Carl Robert Osten-Sacken said of Volume 1 quoting Hermann Loew
"The first volume of the "Prodromus" contains dichotomic tables of the families and genera of Italian Diptera, published in advance of the intended work upon them. The number of genera (according to Loew's statement, loc. cit., p. 338) is 587; among them a considerable number are new ones, the names of which are introduced without any other description but that contained in the data of the dichotomic tables, connected with the name of the typical, often as yet undescribed, species.
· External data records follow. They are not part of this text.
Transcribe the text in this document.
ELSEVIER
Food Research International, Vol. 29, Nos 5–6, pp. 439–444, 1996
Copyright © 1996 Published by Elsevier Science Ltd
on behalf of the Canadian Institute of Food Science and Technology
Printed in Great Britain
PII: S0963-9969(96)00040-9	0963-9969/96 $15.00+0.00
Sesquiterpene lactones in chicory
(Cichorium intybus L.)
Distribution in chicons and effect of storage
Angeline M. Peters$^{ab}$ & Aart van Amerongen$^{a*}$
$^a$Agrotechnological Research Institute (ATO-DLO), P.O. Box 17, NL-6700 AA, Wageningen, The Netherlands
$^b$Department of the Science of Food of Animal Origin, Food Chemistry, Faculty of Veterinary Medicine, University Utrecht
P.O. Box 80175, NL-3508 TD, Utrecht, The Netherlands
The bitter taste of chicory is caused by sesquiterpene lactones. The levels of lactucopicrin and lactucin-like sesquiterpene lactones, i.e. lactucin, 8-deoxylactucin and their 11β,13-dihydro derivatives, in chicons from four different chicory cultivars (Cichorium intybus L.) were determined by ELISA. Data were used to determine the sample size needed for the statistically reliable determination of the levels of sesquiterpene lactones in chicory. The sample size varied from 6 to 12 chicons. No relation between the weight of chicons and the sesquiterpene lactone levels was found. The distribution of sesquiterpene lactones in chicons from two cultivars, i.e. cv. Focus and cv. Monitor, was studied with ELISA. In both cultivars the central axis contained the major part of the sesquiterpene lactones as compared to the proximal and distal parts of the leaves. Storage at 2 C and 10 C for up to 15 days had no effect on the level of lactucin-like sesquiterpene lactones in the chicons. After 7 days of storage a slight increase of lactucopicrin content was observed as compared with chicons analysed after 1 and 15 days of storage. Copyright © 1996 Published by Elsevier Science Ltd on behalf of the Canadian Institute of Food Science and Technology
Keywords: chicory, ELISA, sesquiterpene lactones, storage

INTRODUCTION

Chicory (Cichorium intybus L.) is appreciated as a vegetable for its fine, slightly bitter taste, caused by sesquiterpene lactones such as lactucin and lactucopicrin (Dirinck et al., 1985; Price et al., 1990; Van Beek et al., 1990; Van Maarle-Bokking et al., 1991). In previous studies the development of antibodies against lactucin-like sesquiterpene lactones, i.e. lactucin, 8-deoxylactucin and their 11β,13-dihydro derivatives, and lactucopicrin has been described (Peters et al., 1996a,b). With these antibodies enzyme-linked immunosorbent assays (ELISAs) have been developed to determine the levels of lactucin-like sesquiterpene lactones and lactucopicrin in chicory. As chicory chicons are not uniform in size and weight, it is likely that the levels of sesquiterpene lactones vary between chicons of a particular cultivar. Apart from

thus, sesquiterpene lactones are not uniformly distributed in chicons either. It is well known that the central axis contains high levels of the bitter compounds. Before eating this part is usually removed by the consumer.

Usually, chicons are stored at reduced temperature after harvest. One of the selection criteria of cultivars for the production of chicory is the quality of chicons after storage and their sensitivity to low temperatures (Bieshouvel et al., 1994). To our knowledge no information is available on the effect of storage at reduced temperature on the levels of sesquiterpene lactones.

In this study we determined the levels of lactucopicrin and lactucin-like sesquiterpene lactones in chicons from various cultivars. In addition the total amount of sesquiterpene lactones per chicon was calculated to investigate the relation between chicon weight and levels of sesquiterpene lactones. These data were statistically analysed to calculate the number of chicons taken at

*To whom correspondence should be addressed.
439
Loew was right in calling this premature publication a failure calculated to impede, rather than to advance, the future progress of dipterology. Loew enumerates a large number of errors, misspelling of names and misprints". This, however, is the technical view and whilst it is true that the Prodromus causes some nomenclatural problems the review overlooks the fact (recognised by both Osten-Sacken and Loew) that the work is a prodromus, a regional fauna and an identification manual as well as a systematic treatise in a universal language (Latin). The problem of nomina nuda was resolved as the succeeding volumes were published and the errors, misspelling of names and misprints identified by Loew were largely corrected in later errata and the Prodromus as a whole is one of the most cited works on European Diptera.

==Volumes 2-7==
The subsequent six volumes also present dichotomous keys so that the entire work functions as a handbook for identification as well as a regional fauna. They are titled Species italica ordinis dipterorum in genera characteribus definita, ordination collectae methodo analitica distinctae, ex novis vel minus cognotis descriptis. These six volumes contain the species descriptions.
The parts are:
- Pars I (Prima) 1857 Oestridae Syrphidae, Conopidae
- Pars II (Secunda) 1859 Muscidae, Siphoninae et (partim) Tachinae
- Pars IV 1862 (Quarta) Muscidae, Phasiinae, Dexinae, Muscinae, Stomoxydinae
- Pars IV 1861 (Tertia) Muscidae Tachinarium complentum
- Pars V 1877 (Quinta) Stirps XVII Anthomyinae
- Pars VI See Part VII
- Pars VII (Sexta sic) 1866-1871 Scatophaginae, Sciomyzinae and Ortalidinae
- Pars VII Fasc I Scathophaginae Italicae collecte distincte et in ordinem depositae
- Pars VII Fasc II Sciomyzinae Italicae collecte distincte et in ordinem depositae
- Pars VII Fasc IV Linea B Tephritoidea
- Pars VII Ortalidinae Italicae collecte distincte et in ordinem depositae extracted from Bollettino della Societa Entomologica Italiana Vol.1 Fasc 1 and 2 1870

==Collaborators Volumes 2-7==
The following entomologists appear in the text
- Maximilian Spinola
- Luigi Bellardi
- Oronzo Gabriele Costa
- Achille Costa Southern Italy
- Giuseppe Mussino Genoa collections from Piemontese and Liguria
- Giuseppe Gené
- Gaetano Giorgio Gemellaro, Professore di Geologia nella B. Uniyersiti di Palermo
- Giovanni Battista Villa, 1810-1887 Milano
- Eugenio Truqui Torino
- M. Pecchioli Pisa
- Conte Luigi D'Arco Mantova
- Antonio Schembri (ornithologist) Islands
- Alexander Henry Haliday

==Geographic Scope==
The work is an intellectual aspiration of the Risorgimento and includes records from the whole of modern Italy (post 1861) including Sicily and Sardinia excepting Rome which was not part of the Italian State until 1864.

==Similar Works==
Other regional faunas (countries as opposed to smaller regions) of this broad date whose subject is Diptera are Johan Wilhelm Zetterstedt, 1855 Diptera Scandinaviae disposita et descripta. Tomus duodecimus seu supplementum tertium, continens addenda, corrigenda & emendanda tomis undecim prioribus. Officina Lundbergiana, Lundae (Lund), Francis Walker Insecta Britannica Diptera, 1851–1856 and Ignaz Rudolph Schiner Fauna Austriaca. Die Fliegen (Diptera). Nach der analytischen Methode bearbeitet 1862-1864.

==Rarity==
The original work is extremely rare as few copies were printed and it was partly published in periodicals. Dipterologiae Italicae prodromus was published as facsimile reprint in 1914 by Wilhelm Junk Berlin but this is also rare.